Note: Because I have the Frackin’ Universe mod installed on my Starbound game, some of the in-game pictures below might have some extra features not included in the vanilla Starbound.
Story and Gameplay
Unlike Terraria, Starbound has a solid storyline—the story is a bit superficial, but it’s still a story.
At the start of the game, your character is just about to graduate from the peacekeeping Protectorate program on Earth, but an evil entity suddenly destroys the planet.
You escape in a spacecraft only to get lost in the vast universe with a broken ship.
Before you can freely explore space, you have to complete the required quests to fix your ship.
This means beaming down to the planet you stumbled upon, and finding the pieces to repair your ship. While wandering the planet, you also learn that you have a greater purpose—you must collect six keys to seal away the power that destroyed Earth.
Once your repair your ship, you can opt to complete the quests that go along with the main storyline, or you can explore different galaxies, build colonies, customize your ship, and complete side quests for NPCs.
Starbound‘s character creation is a bit more in-depth than Terraria‘s. You can choose to play as a member of one of six alien races, or you can play as a human. Starbound also gives you the option to change your character’s hairstyle, hair color, skin color, and clothing color.
Starbound‘s combat system is a bit hard to get used to. You’ll start the game with a weak, broken sword that’ll basically make you want to quit the game.
You can’t swing swords in Starbound the same way you do in Terraria. The awkward, stiff sword movement makes it difficult to hit enemies, which is a huge turnoff at the start of the game. But there are plenty of other weapons in the game besides swords.
Hammers and axes are powerful, but take a while to charge up. Spears are probably one of the most ideal melee weapons, as they’re long, maneuverable, and can quickly jab enemies.
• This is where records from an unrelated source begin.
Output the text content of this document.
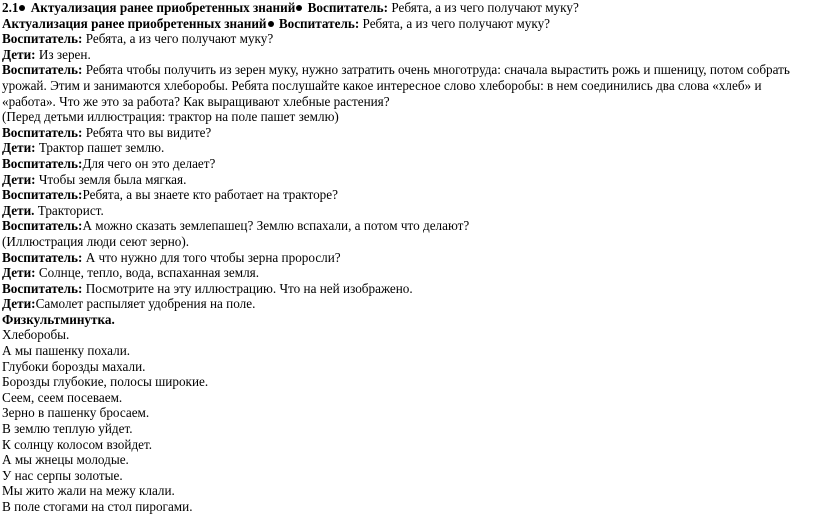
2.1 Актуализация ранее приобретенных знаний Воспитатель: Ребята, а из чего получают муку?
Актуализация ранее приобретенных знаний Воспитатель: Ребята, а из чего получают муку?
Воспитатель: Ребята, а из чего получают муку?
Дети: Из зерен.
Воспитатель: Ребята чтобы получить из зерен муку, нужно затратить очень многотруда: сначала вырастить рожь и пшеницу, потом собрать урожай. Этим и занимаются хлеборобы. Ребята послушайте какое интересное слово хлеборобы: в нем соединились два слова «хлеб» и «работа». Что же это за работа? Как выращивают хлебные растения?
(Перед детьми иллюстрация: трактор на поле пашет землю)
Воспитатель: Ребята что вы видите?
Дети: Трактор пашет землю.
Воспитатель:Для чего он это делает?
Дети: Чтобы земля была мягкая.
Воспитатель:Ребята, а вы знаете кто работает на тракторе?
Дети. Тракторист.
Воспитатель:А можно сказать землепашец? Землю вспахали, а потом что делают?
(Иллюстрация люди сеют зерно).
Воспитатель: А что нужно для того чтобы зерна проросли?
Дети: Солнце, тепло, вода, вспаханная земля.
Воспитатель: Посмотрите на эту иллюстрацию. Что на ней изображено.
Дети:Самолет распыляет удобрения на поле.
Физкультминутка.
Хлеборобы.
А мы пашенку похали.
Глубоки борозды махали.
Борозды глубокие, полосы широкие.
Сеем, сеем посеваем.
Зерно в пашенку бросаем.
В землю теплую уйдет.
К солнцу колосом взойдет.
А мы жнецы молодые.
У нас серпы золотые.
Мы жито жали на межу клали.
В поле стогами на стол пирогами.
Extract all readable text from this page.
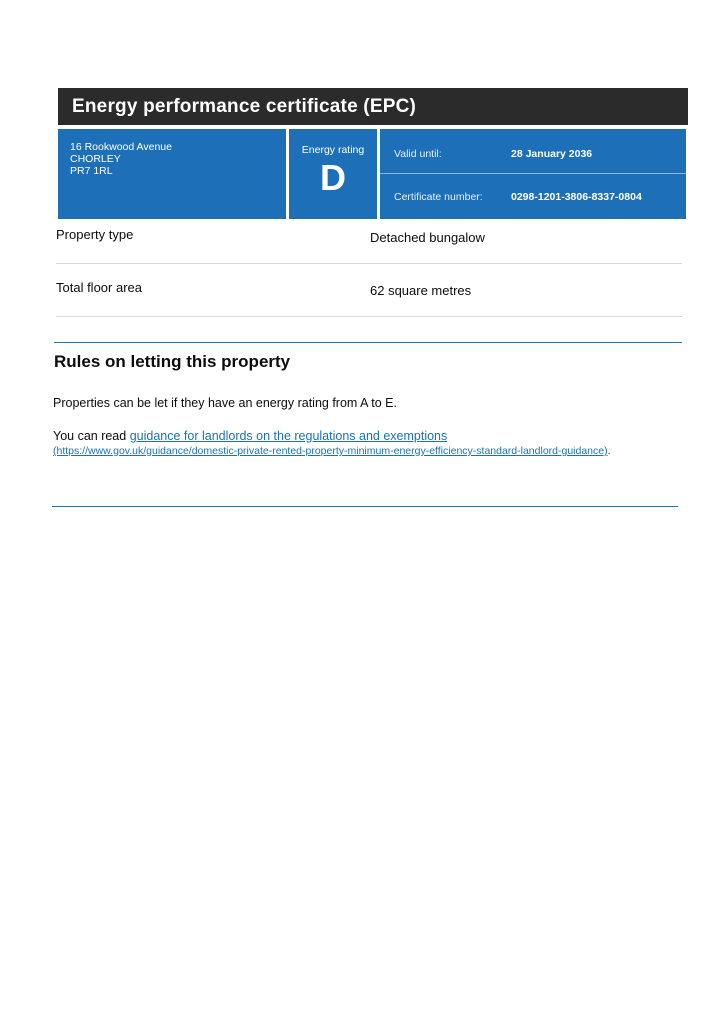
Energy performance certificate (EPC)
16 Rookwood Avenue
CHORLEY
PR7 1RL
Energy rating
D
Valid until:	28 January 2036
Certificate number:	0298-1201-3806-8337-0804
Property type	Detached bungalow
Total floor area	62 square metres
Rules on letting this property
Properties can be let if they have an energy rating from A to E.
You can read guidance for landlords on the regulations and exemptions
(https://www.gov.uk/guidance/domestic-private-rented-property-minimum-energy-efficiency-standard-landlord-guidance).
If you’re not a fan of melee weapons, Starbound also has a selection of bows and guns. Like Terraria, you can find weapons by looting chests or crafting them.
In Starbound, you can wield one or two-handed weapons. The one-handed weapons leave room for you to double up on another ranged or melee weapon, which can double your damage output.
Even though Starbound gives you the option of using a pickaxe or drill, the Matter Manipulator is still the most effective mining tool. You receive the Matter Manipulator at the beginning of the game, and it gives you the ability to “suck up” materials.
You’ll mine slowly at first, but you’ll collect modules as you play, which allows you to upgrade the tool’s range and mining speed.
Crafting and Building
As you build different crafting tables, you’ll unlock the ability to craft more objects.
Armor, weapons, potions, blocks, food, tools, and furniture are the main items that you’ll have to craft throughout your game.
Starbound‘s building process is a bit unconventional. By default, every block you place is a 4×4 block.
To place one single block, you have to hold down Shift. You can also make any normal block into a background block by selecting the material, and right-clicking.
Exploration and Survival
Starbound lets you travel to an endless amount of procedurally-generated planets with different biomes and difficulty levels. You get the freedom to explore Ocean, Desert, Forest, Mutated, Arctic, Midnight, Jungle planets, and more.
But before you can start zipping around the universe, you’ll need to collect the fuel you need to travel.
Starbound has a heavy focus on survival. In addition to protecting yourself from enemies, you also have to shield yourself from environmental elements. Not to mention that you have to gather food in order to avoid starving to death.
Terraria vs. Starbound: The Verdict
Starbound and Terraria are two very different games that share some of the same mechanics. It’s worth trying out both games to figure out which style of gameplay you prefer.